Plus circonspect (à son image habituelle, dira-t-on), le ministre des Affaires étrangères, Nasser Bourita, a, lui, plutôt minimisé jusqu’à l’importance même de l’Afrique du Sud en tant que partie pouvant influer de quelque façon que ce soit sur le cours du dossier -il s’agit de l’autre commentaire marocain suscité par le déplacement de Staffan de Mistura.


Répondant à une question qui lui avait été posée lors d’un point de presse tenu le 6 février 2024 à Rabat à l’occasion de la Conférence ministérielle de haut niveau sur les pays à revenu intermédiaire, le chef de la diplomatie nationale a, à ce propos, rappelé plusieurs faits saillants qui abondent dans le sens de sa réflexion: le fait que cela fait près de 20 ans déjà -depuis le 15 septembre 2004, très exactement- que Pretoria reconnaît la “RASD”; que durant ce laps de temps, elle avait siégé pas moins de trois fois au Conseil de sécurité (2007-2008, 2011-2012 et 2019-2020), sans jamais parvenir à mener à bout ses visées pro-séparatistes; et qu’au contraire, on avait plutôt observé une augmentation du nombre de retrait de reconnaissances de l’entité séparatiste, y compris dans son pré carré traditionnel d’Afrique australe (où les Comores, l’Eswatini, le Malawi, la République démocratique du Congo et la Zambie se sont mêmes dotés, depuis décembre 2019, de consulats à Laâyoune et Dakhla).

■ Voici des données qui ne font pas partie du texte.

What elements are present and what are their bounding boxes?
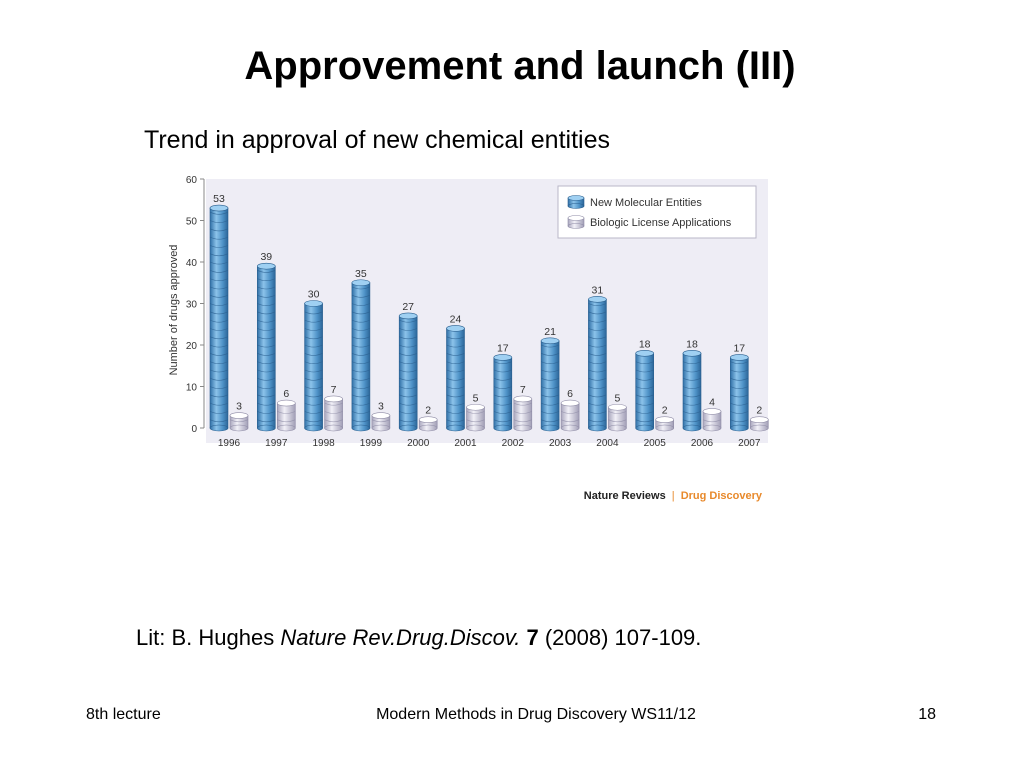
bar-bla-2001 [466, 403, 485, 432]
x-tick-label: 1996 [218, 438, 241, 449]
data-label: 3 [236, 401, 242, 413]
bar-nme-2006 [682, 350, 702, 432]
x-tick-label: 2005 [644, 438, 667, 449]
source-separator: | [672, 490, 675, 502]
data-label: 2 [425, 405, 431, 417]
source-journal: Nature Reviews [584, 490, 666, 502]
x-tick-label: 2000 [407, 438, 430, 449]
data-label: 5 [473, 392, 479, 404]
bar-nme-2005 [635, 350, 655, 432]
slide-title: Approvement and launch (III) [244, 44, 796, 88]
x-tick-label: 2004 [596, 438, 619, 449]
data-label: 6 [283, 388, 289, 400]
data-label: 53 [213, 193, 225, 205]
bar-bla-2007 [749, 416, 769, 432]
data-label: 27 [402, 301, 414, 313]
approvals-bar-chart: Number of drugs approved 0 10 20 30 40 50 60 5… [168, 175, 769, 502]
data-label: 39 [260, 251, 272, 263]
footer-lecture: 8th lecture [86, 706, 161, 723]
x-tick-label: 1997 [265, 438, 288, 449]
chart-caption: Trend in approval of new chemical entiti… [144, 126, 610, 154]
x-tick-label: 2002 [502, 438, 525, 449]
bar-bla-1998 [324, 395, 343, 432]
data-label: 3 [378, 401, 384, 413]
bar-nme-2007 [729, 354, 749, 432]
legend: New Molecular Entities Biologic License A… [557, 185, 757, 239]
x-tick-label: 1998 [312, 438, 335, 449]
x-tick-label: 1999 [360, 438, 383, 449]
data-label: 30 [308, 289, 320, 301]
bar-nme-2003 [540, 337, 560, 432]
bar-nme-1996 [209, 204, 229, 432]
bar-nme-1998 [304, 300, 323, 432]
bar-bla-1999 [371, 412, 391, 432]
y-axis-label: Number of drugs approved [168, 245, 180, 376]
y-tick-label: 30 [186, 300, 198, 311]
data-label: 2 [756, 405, 762, 417]
y-tick-label: 10 [186, 383, 198, 394]
data-label: 17 [497, 342, 509, 354]
source-section: Drug Discovery [681, 490, 763, 502]
bar-nme-2000 [398, 312, 418, 432]
y-tick-label: 40 [186, 258, 198, 269]
literature-reference: Lit: B. Hughes Nature Rev.Drug.Discov. 7… [136, 625, 701, 651]
bar-bla-2003 [560, 399, 580, 432]
data-label: 2 [662, 405, 668, 417]
data-label: 6 [567, 388, 573, 400]
data-label: 17 [733, 342, 745, 354]
reference-rest: (2008) 107-109. [538, 625, 702, 650]
bar-bla-2004 [608, 403, 627, 432]
x-tick-label: 2006 [691, 438, 714, 449]
data-label: 21 [544, 326, 556, 338]
bar-bla-1997 [277, 399, 296, 432]
source-credit: Nature Reviews | Drug Discovery [584, 490, 763, 502]
bar-nme-1999 [351, 279, 371, 432]
legend-label: New Molecular Entities [590, 197, 702, 209]
data-label: 35 [355, 268, 367, 280]
x-tick-label: 2007 [738, 438, 761, 449]
data-label: 7 [331, 384, 337, 396]
bar-bla-2006 [702, 408, 722, 432]
page-number: 18 [918, 706, 936, 723]
data-label: 31 [592, 284, 604, 296]
footer-course: Modern Methods in Drug Discovery WS11/12 [376, 706, 696, 723]
data-label: 5 [614, 392, 620, 404]
bar-bla-2005 [655, 416, 675, 432]
y-tick-label: 60 [186, 175, 198, 186]
x-tick-label: 2003 [549, 438, 572, 449]
bar-bla-2000 [418, 416, 438, 432]
legend-swatch-bla [567, 215, 585, 229]
data-label: 4 [709, 396, 715, 408]
bar-bla-2002 [513, 395, 533, 432]
y-tick-label: 20 [186, 341, 198, 352]
bar-nme-2001 [446, 325, 465, 432]
legend-box [557, 185, 757, 239]
data-label: 18 [686, 338, 698, 350]
bar-nme-2002 [493, 354, 513, 432]
y-tick-label: 0 [191, 424, 197, 435]
reference-prefix: Lit: B. Hughes [136, 625, 281, 650]
bar-nme-2004 [588, 296, 607, 432]
x-tick-label: 2001 [454, 438, 477, 449]
legend-label: Biologic License Applications [590, 217, 732, 229]
data-label: 24 [450, 313, 462, 325]
reference-journal: Nature Rev.Drug.Discov. [280, 625, 521, 650]
reference-volume: 7 [526, 625, 539, 650]
bar-bla-1996 [229, 412, 249, 432]
data-label: 18 [639, 338, 651, 350]
legend-swatch-nme [567, 195, 585, 209]
bar-nme-1997 [257, 262, 276, 432]
data-label: 7 [520, 384, 526, 396]
y-tick-label: 50 [186, 217, 198, 228]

Nasser Bourita a aussi renvoyé au point que malgré l’opposition massive de l’Afrique du Sud, c’est le Maroc qui préside aujourd’hui le Conseil de paix et de sécurité (CPS) de l’Union africaine (UA) -depuis le 1er février 2024- et que le 10 janvier 2024, il avait réussi à accéder à la tête du Conseil des droits de l’Homme de l’ONU à ses dépens (par 30 voix contre 17). “Avec son agitation et ses gesticulations, l’Afrique du Sud n’a pas d’influence sur le dossier, elle ne l’a jamais influencé et elle ne pourra jamais l’influencer”, a-t-il tranché. Une tempête dans un verre d’eau, alors? À partir de l’argumentaire de Nasser Bourita, on pourrait dire que oui; mais une tempête qu’il ne faut tout de même pas négliger, surtout si l’envoyé personnel du secrétaire général de l’ONU se met à lui accorder le crédit de la mission dont il a été chargé -c’est, semble-t-il, le sens du recadrage apporté à Omar Hilale et qui, on peut le deviner bien sûr, n’a pu se faire sans l’aval de sa hiérarchie.

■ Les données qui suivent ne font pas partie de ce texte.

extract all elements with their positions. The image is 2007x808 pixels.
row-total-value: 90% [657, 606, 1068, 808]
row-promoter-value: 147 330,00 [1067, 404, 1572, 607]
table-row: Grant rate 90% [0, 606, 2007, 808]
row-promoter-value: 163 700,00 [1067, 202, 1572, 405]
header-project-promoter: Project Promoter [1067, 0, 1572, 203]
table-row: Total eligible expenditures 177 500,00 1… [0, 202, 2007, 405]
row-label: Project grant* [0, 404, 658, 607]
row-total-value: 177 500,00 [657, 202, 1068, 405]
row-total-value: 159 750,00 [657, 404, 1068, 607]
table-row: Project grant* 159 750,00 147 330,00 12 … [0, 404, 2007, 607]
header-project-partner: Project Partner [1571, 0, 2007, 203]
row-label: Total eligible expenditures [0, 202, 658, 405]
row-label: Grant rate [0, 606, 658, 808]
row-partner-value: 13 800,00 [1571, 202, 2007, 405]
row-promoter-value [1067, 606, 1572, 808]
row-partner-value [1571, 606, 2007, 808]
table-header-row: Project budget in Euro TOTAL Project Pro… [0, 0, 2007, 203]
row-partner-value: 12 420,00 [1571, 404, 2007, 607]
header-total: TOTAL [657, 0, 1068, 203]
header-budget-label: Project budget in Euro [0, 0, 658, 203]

Demain, d’autres pays également hostiles à l’intégrité territoriale du Maroc pourraient, ainsi, vouloir se prévaloir d’un tel vernis pour faire avancer des agendas qui, très souvent, n’ont aucunement à voir avec le Sahara marocain, et beaucoup plus avec des calculs étriqués à caractère interne (lire pages 20-23). À moins que lui-même n’en soit à poursuivre des objectifs inavoués, et on voudra croire que ce n’est pas le cas, Staffan de Mistura devrait sans doute être le premier à en prendre de la graine.